White House Proposes Eliminating the Deductibility of Foreign Reinsurance Premiums

New analysis explains why this kind piecemeal tax reform doesn’t work

Washington, DC (Feb 18, 2015)— Several recent tax proposals, including the White House’s 2015 budget, have included provisions to limit deductions of legitimate business costs for tax purposes. One such provision would eliminate the deduction for reinsurance premiums paid to foreign subsidiaries.
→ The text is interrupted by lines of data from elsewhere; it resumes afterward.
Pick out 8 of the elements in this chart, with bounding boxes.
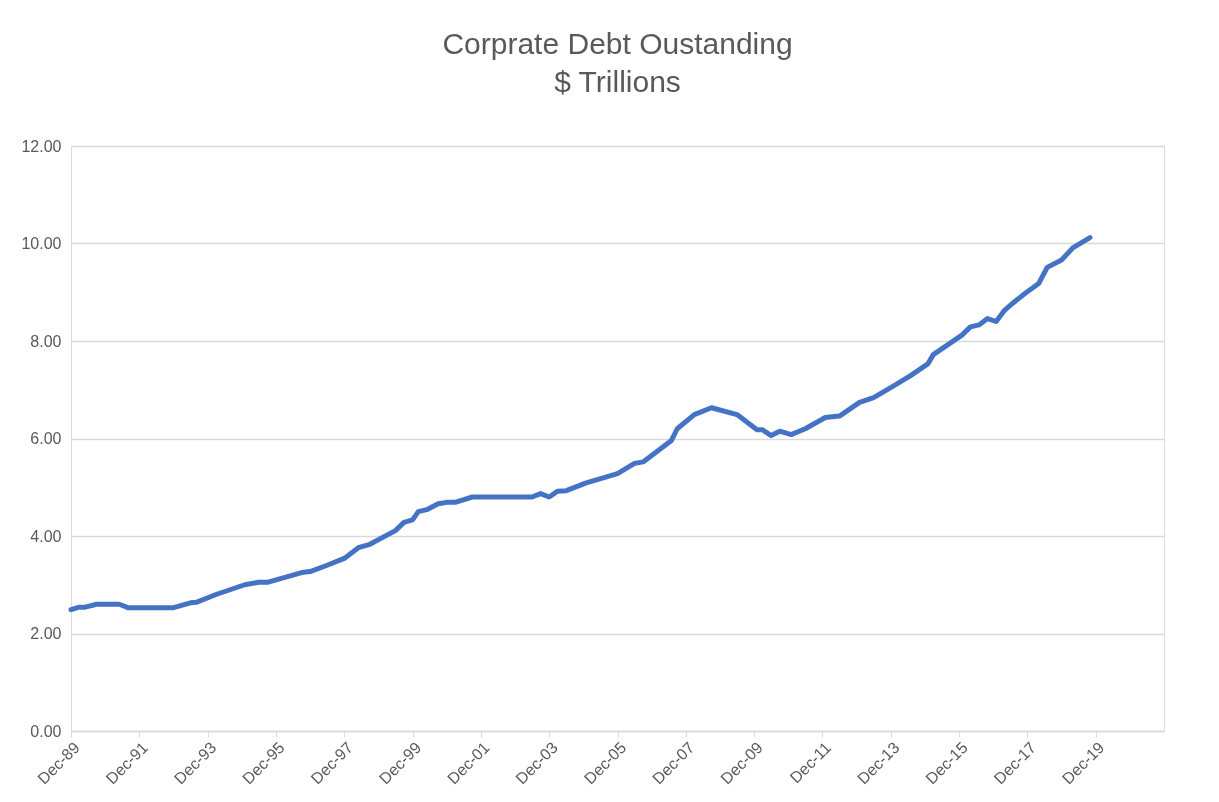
y-tick-label: 2.00 [30,625,62,642]
y-tick-label: 0.00 [30,722,62,740]
y-tick-label: 6.00 [30,430,62,447]
chart-title: Corprate Debt Oustanding $ Trillions [442,27,793,98]
y-tick-label: 8.00 [30,332,62,350]
y-tick-label: 10.00 [21,235,62,252]
y-tick-label: 4.00 [30,527,62,545]
y-tick-label: 12.00 [21,137,62,155]
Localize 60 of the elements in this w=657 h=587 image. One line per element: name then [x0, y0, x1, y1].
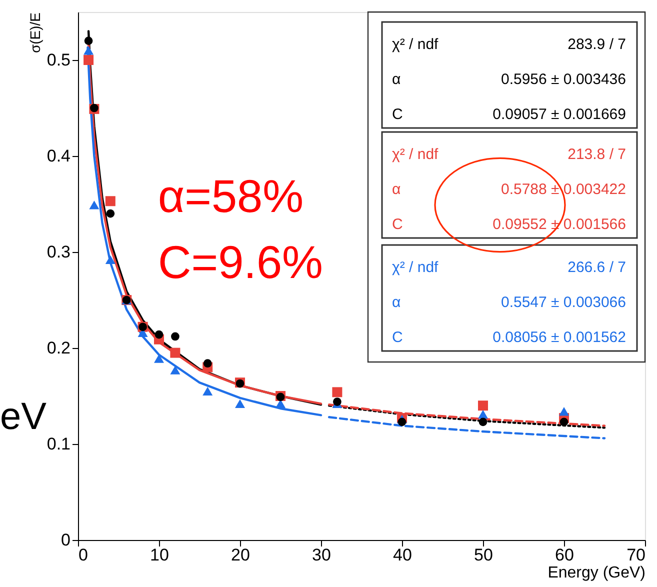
x-tick-label: 60 [555, 546, 574, 564]
annotation: α [392, 71, 401, 88]
point [202, 386, 213, 396]
y-tick-label: 0.2 [46, 338, 70, 358]
annotation: α [392, 294, 401, 311]
annotation: α [392, 181, 401, 198]
point [84, 55, 94, 65]
point [154, 330, 164, 339]
annotation: 266.6 / 7 [568, 259, 626, 276]
annotation: 0.5788 ± 0.003422 [500, 181, 626, 198]
annotation: 0.09057 ± 0.001669 [492, 106, 626, 123]
x-tick-label: 50 [474, 546, 493, 564]
annotation: 0.5956 ± 0.003436 [500, 71, 626, 88]
annotation: χ² / ndf [392, 36, 440, 53]
x-tick-label: 10 [150, 546, 169, 564]
annotation: C=9.6% [158, 236, 323, 288]
annotation: α=58% [158, 170, 304, 222]
point [171, 332, 180, 341]
annotation: C [392, 106, 403, 123]
x-axis-title: Energy (GeV) [548, 564, 646, 582]
point [105, 255, 116, 264]
annotation: C [392, 329, 403, 346]
point [478, 400, 488, 411]
point [203, 359, 212, 368]
line-series [328, 416, 606, 440]
y-tick-label: 0.4 [46, 146, 70, 166]
point [276, 399, 286, 408]
x-tick-label: 0 [78, 546, 88, 564]
annotation: 283.9 / 7 [568, 36, 626, 53]
x-tick-label: 40 [393, 546, 412, 564]
point [170, 366, 180, 374]
y-tick-label: 0.3 [46, 242, 70, 262]
annotation: 0.5547 ± 0.003066 [500, 294, 626, 311]
y-tick-label: 0 [61, 530, 70, 550]
point [478, 418, 488, 426]
point [332, 387, 342, 398]
point [106, 209, 115, 218]
point [560, 418, 568, 426]
annotation: C [392, 216, 403, 233]
annotation: 213.8 / 7 [568, 146, 626, 163]
x-tick-label: 20 [231, 546, 250, 564]
y-tick-label: 0.5 [46, 50, 70, 70]
y-axis-title: σ(E)/E [26, 12, 43, 54]
point [170, 348, 180, 358]
point [398, 418, 406, 426]
annotation: χ² / ndf [392, 259, 440, 276]
point [89, 200, 100, 210]
point [235, 399, 245, 408]
point [559, 407, 569, 416]
x-tick-label: 30 [312, 546, 331, 564]
annotation: χ² / ndf [392, 146, 440, 163]
point [154, 354, 164, 363]
point [84, 46, 94, 55]
text: eV [0, 396, 48, 438]
point [84, 36, 93, 45]
point [105, 196, 116, 206]
x-tick-label: 70 [626, 546, 646, 564]
point [478, 410, 488, 419]
annotation: 0.08056 ± 0.001562 [492, 329, 626, 346]
y-tick-label: 0.1 [46, 434, 70, 454]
However, eliminating these types of deductions ultimately create more problems than they solve, according to the latest analysis from the nonpartisan Tax Foundation.

The report argues that this specific provision redefines the corporate tax base to effectively ignore legitimate business transactions, it is poor for growth because it increases the cost of capital, and it doubles down on a dubious corporate tax system in need of broader reforms.

Here is what the Tax Foundation found:

  • These deductions represent legitimate business expenses and legitimate risk spreading.
  • Reinsurance transactions are already under heavy oversight by the IRS, and require appropriate pricing for premiums.
  • Dynamic modeling of the tax provision shows that it increases the cost of capital and reduces GDP by $1.35 billion while only increasing revenues by $440 million annually.
  • In total, for every additional dollar collected by the government over the long term, the private sector as a whole would lose $4.07. This is an inefficient growth tradeoff; far better revenue raisers are possible.
  • Arguments over foreign reinsurance premiums highlight the problems with the U.S. corporate tax code more generally.
  • Congress should not reform the corporate tax code on an industry-by-industry basis. Instead, reform should be making the corporate tax code more neutral and more competitive.

The controversy over reinsurance practices and taxes highlight obvious problems with the corporate tax code. Critics of profit-shifting are right to point out that it is possible, at least in practice, to design a false subsidiary with no real business value, and use that subsidiary to keep income from tax jurisdictions.

Critics of foreign reinsurers see the problem this way. But if the problem were that simple, the IRS is already authorized to deal with it. The problem for the U.S. tax code is, in other words, that reinsurance transactions represent a completely legitimately priced business model that actually provides value.

“The U.S. corporate tax code has problems. For instance, its statutory rate is the third highest in the world and it is one of six remaining OECD countries under the outdated worldwide system of corporate taxation. The problems with the corporate tax code are broad, and it is in need of a broad solution,” said Tax Foundation Economist Alan Cole. “In contrast, the proposal discussed in this report is part of a worrying trend of increasingly-elaborate, industry-specific, arbitrary ways of determining the corporate tax base. Simply put, piecemeal revisions to the corporate code to not the address underlying issues.”